—¡Es ingeniosa la hipótesis! —hube de exclamar sin querer.
—Hunfredo Davy me la demostró palpablemente aquí mismo mediante un experimento
sencillo. Fabricó una esfera metálica, en cuya composición entraban principalmente los
metales mencionados poco ha, y que tenía exactamente la forma de nuestro globo.
Cuando se hacía caer sobre su superficie un finísimo rocío, se hinchaba aquélla, se
oxidaba y formaba una pequeña montaña, en cuya cumbre se abría momentos después mi
cráter. Sobrevenía una erupción y era tan grande el calor que ésta comunicaba a la esfera,
que se hacía imposible el sostenerla en la mano.
Si he de ser del todo franco, empezaban a convencerme los argumentos del profesor,
cuya pasión y entusiasmo habituales les comunicaba mayor fuerza y valor.
—Ya ves. Axel —añadió—, que el estado del núcleo central ha suscitado muy diversas
hipótesis entre los mismos geólogos: no hay nada que demuestre la existencia de ese
calor interior; a mi entender, no existe ni puede existir; pero ya lo comprobaremos
nosotros. y, a semejanza de Arne Saknussemm, sabremos a qué atenernos sobre tan
discutida cuestión.
—Sí, sí: ya lo veremos —le contesté, dejándome arrastrar por su entusiasmo—; lo
veremos, dado caso que se vea en aquellos apartados lugares.

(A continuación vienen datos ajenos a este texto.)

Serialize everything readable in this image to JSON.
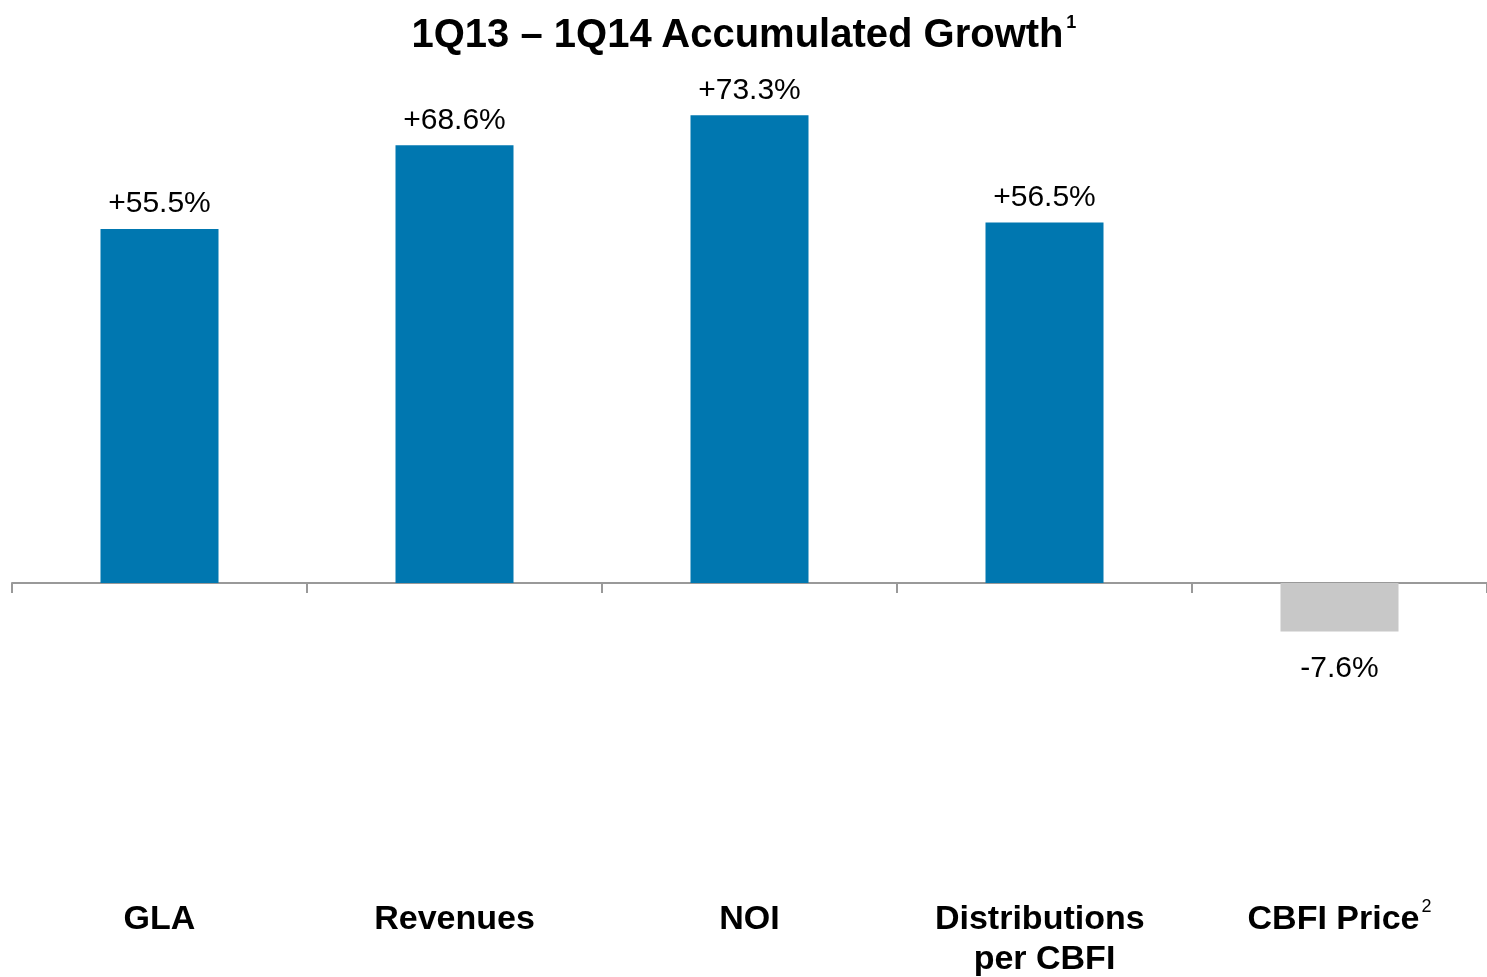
{
  "chart_data": {
    "type": "bar",
    "title": "1Q13 – 1Q14 Accumulated Growth$^{1}$",
    "categories": [
      "GLA",
      "Revenues",
      "NOI",
      "Distributions per CBFI",
      "CBFI Price$^{2}$"
    ],
    "values": [
      55.5,
      68.6,
      73.3,
      56.5,
      -7.6
    ],
    "colors": [
      "#0077b0",
      "#0077b0",
      "#0077b0",
      "#0077b0",
      "#c8c8c8"
    ],
    "value_labels": [
      "+55.5%",
      "+68.6%",
      "+73.3%",
      "+56.5%",
      "-7.6%"
    ],
    "grid": false
  }
}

—¿Y por qué no? ¿No podremos contar para alumbrarnos con los fenómenos
eléctricos, y aun con la misma atmósfera, cuya propia presión puede hacerla luminosa en
las proximidades del centro de la tierra?
—En efecto —respondí—, es muy posible.
—No posible, sino cierto —replicó triunfalmente mi tío—; pero silencio, ¿me
entiendes? Guarda el más impenetrable sigilo acerca de todo esto, para que a nadie se le
ocurra la idea de descubrir, antes que nosotros, el centro de nuestro planeta.